La pandémie, un prétexte ?

La pandémie a entraîné le retrait de certaines épreuves ministérielles, rappelle la professeure de didactique Isabelle Plante. Les étudiants pourraient avoir été moins bien préparés et le retour aux évaluations normales c’était un peu brutalelle juge.

C’est également l’argument avancé par le ministère de l’Éducation. N’oublions pas que les élèves québécois ont dû s’adapter et poursuivre leur parcours scolaire de mars 2020 à septembre 2022 dans des conditions pas toujours favorables à l’apprentissage.a répondu le ministère dans un courriel envoyé à Radio-Canada.

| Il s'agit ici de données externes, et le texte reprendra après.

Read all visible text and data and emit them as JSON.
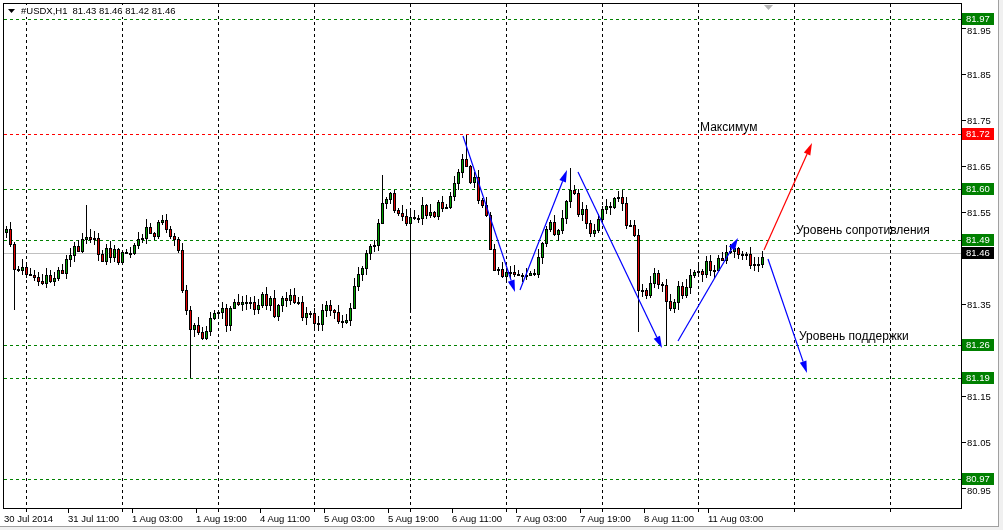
{
  "chart": {
    "header": {
      "symbol": "#USDX,H1",
      "quotes": "81.43 81.46 81.42 81.46"
    },
    "price_axis": {
      "labels": [
        "81.95",
        "81.85",
        "81.75",
        "81.65",
        "81.55",
        "81.35",
        "81.15",
        "81.05",
        "80.95"
      ]
    },
    "time_axis": {
      "labels": [
        "30 Jul 2014",
        "31 Jul 11:00",
        "1 Aug 03:00",
        "1 Aug 19:00",
        "4 Aug 11:00",
        "5 Aug 03:00",
        "5 Aug 19:00",
        "6 Aug 11:00",
        "7 Aug 03:00",
        "7 Aug 19:00",
        "8 Aug 11:00",
        "11 Aug 03:00"
      ]
    },
    "levels": [
      {
        "price": "81.97",
        "kind": "level",
        "color": "#008000"
      },
      {
        "price": "81.72",
        "kind": "level",
        "color": "#ff0000"
      },
      {
        "price": "81.60",
        "kind": "level",
        "color": "#008000"
      },
      {
        "price": "81.49",
        "kind": "level",
        "color": "#008000"
      },
      {
        "price": "81.46",
        "kind": "bid",
        "color": "#000000"
      },
      {
        "price": "81.26",
        "kind": "level",
        "color": "#008000"
      },
      {
        "price": "81.19",
        "kind": "level",
        "color": "#008000"
      },
      {
        "price": "80.97",
        "kind": "level",
        "color": "#008000"
      }
    ],
    "annotations": [
      "Максимум",
      "Уровень сопротивления",
      "Уровень поддержки"
    ]
  }
}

Même si la pandémie est derrière nous, les effets exceptionnels qui en résultent demeurentécrit également le ministère.

Pour Line Laplante, professeure titulaire de la Chaire sur les apprentissages fondamentaux en alphabétisation à l’UQAM, la pandémie a pris le dessus et a contribué à accentuer un phénomène déjà présent.

Selon elle, les résultats de l’examen sont si faible qu’ils illustrent bien un problème dans l’enseignement du français au Québec.

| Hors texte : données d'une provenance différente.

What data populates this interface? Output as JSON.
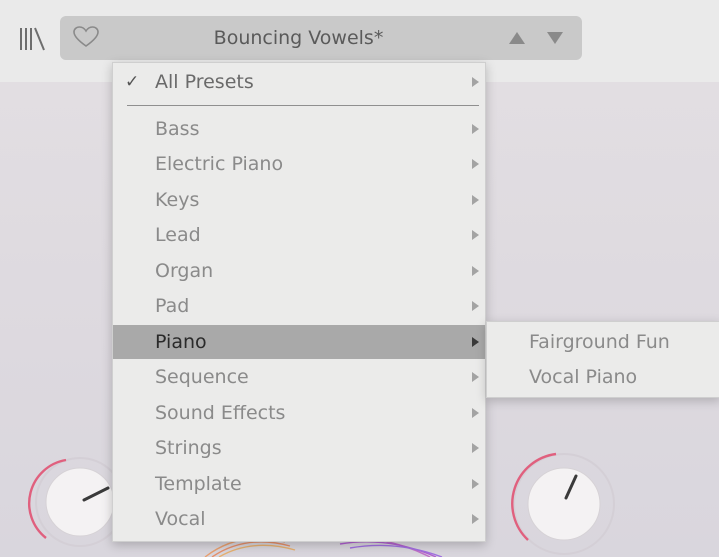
{
  "header": {
    "preset_name": "Bouncing Vowels*",
    "icons": {
      "library": "library-icon",
      "favorite": "heart-icon",
      "previous": "triangle-up-icon",
      "next": "triangle-down-icon"
    }
  },
  "menu": {
    "all_presets": {
      "check": "✓",
      "label": "All Presets"
    },
    "items": [
      {
        "label": "Bass"
      },
      {
        "label": "Electric Piano"
      },
      {
        "label": "Keys"
      },
      {
        "label": "Lead"
      },
      {
        "label": "Organ"
      },
      {
        "label": "Pad"
      },
      {
        "label": "Piano",
        "active": true
      },
      {
        "label": "Sequence"
      },
      {
        "label": "Sound Effects"
      },
      {
        "label": "Strings"
      },
      {
        "label": "Template"
      },
      {
        "label": "Vocal"
      }
    ]
  },
  "submenu": {
    "items": [
      {
        "label": "Fairground Fun"
      },
      {
        "label": "Vocal Piano"
      }
    ]
  },
  "colors": {
    "knob_ring_accent": "#e0607e",
    "menu_active_bg": "#a9a9a9",
    "menu_bg": "#ebebea"
  }
}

L’apprentissage de l’orthographe ne commence pas en 4e ou en 5e secondaire, explique l’enseignante, mais au tout début de la scolarité, dès la première année elle-même, (voire) en maternelle quand on apprend le nom des lettres, leur son, quoi. Nous faisons des tentatives d’écriture, au tout début de l’apprentissage de l’orthographe.

Le phénomène que nous observons actuellement résulte d’une accumulation, au fil des années scolaires, d’un retard qui à un moment donné devient si évident qu’on ne peut plus l’ignorer.

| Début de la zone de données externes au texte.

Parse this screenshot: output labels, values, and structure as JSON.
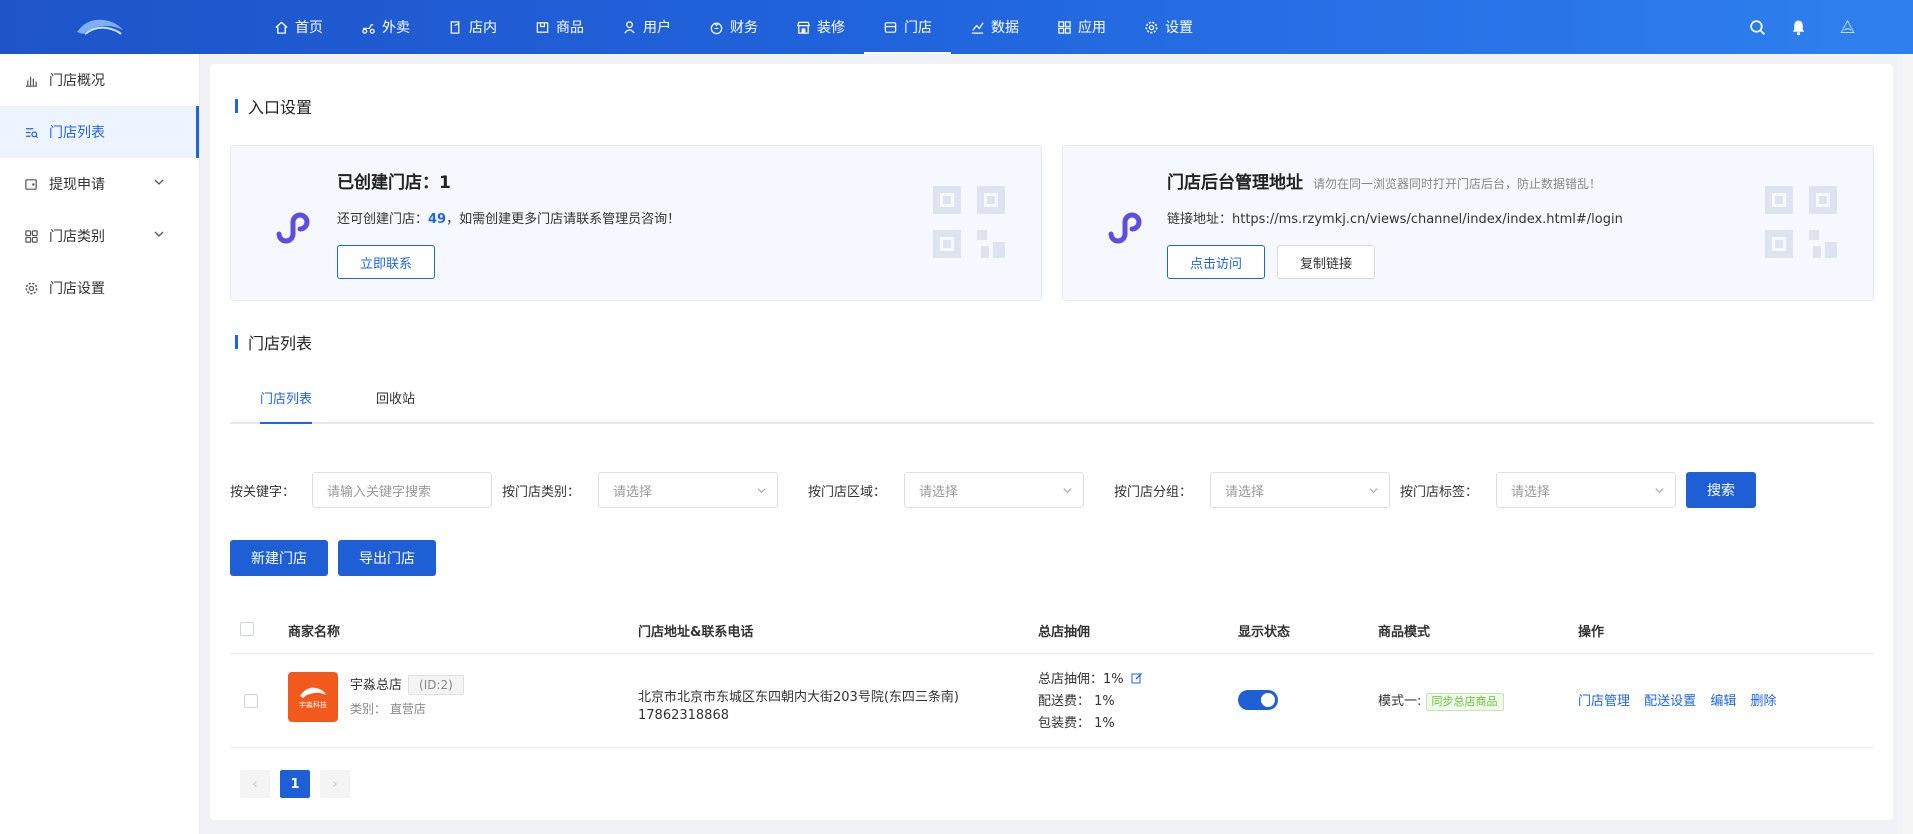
{
  "header": {
    "nav": [
      {
        "label": "首页",
        "icon": "home-icon"
      },
      {
        "label": "外卖",
        "icon": "delivery-icon"
      },
      {
        "label": "店内",
        "icon": "door-icon"
      },
      {
        "label": "商品",
        "icon": "box-icon"
      },
      {
        "label": "用户",
        "icon": "user-icon"
      },
      {
        "label": "财务",
        "icon": "wallet-icon"
      },
      {
        "label": "装修",
        "icon": "shop-decor-icon"
      },
      {
        "label": "门店",
        "icon": "store-icon",
        "active": true
      },
      {
        "label": "数据",
        "icon": "chart-icon"
      },
      {
        "label": "应用",
        "icon": "apps-icon"
      },
      {
        "label": "设置",
        "icon": "gear-icon"
      }
    ]
  },
  "sidebar": {
    "items": [
      {
        "label": "门店概况",
        "icon": "bar-chart-icon"
      },
      {
        "label": "门店列表",
        "icon": "list-search-icon",
        "active": true
      },
      {
        "label": "提现申请",
        "icon": "withdraw-icon",
        "expandable": true
      },
      {
        "label": "门店类别",
        "icon": "grid-icon",
        "expandable": true
      },
      {
        "label": "门店设置",
        "icon": "gear-icon"
      }
    ]
  },
  "entry": {
    "section_title": "入口设置",
    "card1": {
      "title": "已创建门店：1",
      "line_prefix": "还可创建门店：",
      "line_count": "49",
      "line_suffix": "，如需创建更多门店请联系管理员咨询！",
      "button": "立即联系"
    },
    "card2": {
      "title": "门店后台管理地址",
      "hint": "请勿在同一浏览器同时打开门店后台，防止数据错乱！",
      "link_line": "链接地址：https://ms.rzymkj.cn/views/channel/index/index.html#/login",
      "visit_button": "点击访问",
      "copy_button": "复制链接"
    }
  },
  "store_list": {
    "section_title": "门店列表",
    "tabs": [
      "门店列表",
      "回收站"
    ],
    "filters": {
      "keyword_label": "按关键字：",
      "keyword_placeholder": "请输入关键字搜索",
      "category_label": "按门店类别：",
      "region_label": "按门店区域：",
      "group_label": "按门店分组：",
      "tag_label": "按门店标签：",
      "select_placeholder": "请选择",
      "search_button": "搜索"
    },
    "actions": {
      "new": "新建门店",
      "export": "导出门店"
    },
    "columns": [
      "商家名称",
      "门店地址&联系电话",
      "总店抽佣",
      "显示状态",
      "商品模式",
      "操作"
    ],
    "rows": [
      {
        "logo_text": "宇淼科技",
        "name": "宇淼总店",
        "id": "(ID:2)",
        "category": "类别：  直营店",
        "address": "北京市北京市东城区东四朝内大街203号院(东四三条南)",
        "phone": "17862318868",
        "commission": "总店抽佣：1%",
        "delivery_fee": "配送费：  1%",
        "package_fee": "包装费：  1%",
        "mode_label": "模式一:",
        "mode_tag": "同步总店商品",
        "ops": [
          "门店管理",
          "配送设置",
          "编辑",
          "删除"
        ]
      }
    ],
    "pagination": {
      "current": "1",
      "prev": "‹",
      "next": "›"
    }
  }
}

Le ministère de l’Éducation préfère capitaliser sur les bons résultats obtenus cette année. Quand on regarde le taux de réussite pour l’ensemble de ce test, il s’élève à 74,8 %. C’est 5 points de pourcentage de plus que celui obtenu lors du test de juin 2022il répond dans un courriel à Radio-Canada.

Les quatre autres critères évalués en français concernent « l’adaptation à la situation de communication », la « cohérence du texte », « l’utilisation d’un vocabulaire approprié », ainsi que « la construction de phrases et de ponctuations appropriées ».

Le ministère de l’Éducation affirme cependant préoccupé par cette situation et assure (surveiller) la situation de près. Il rappelle avoir annoncé en juin dernier une stratégie comprenant plusieurs mesures visant à améliorer la qualité du français, dont la mise à jour continue du programme d’études.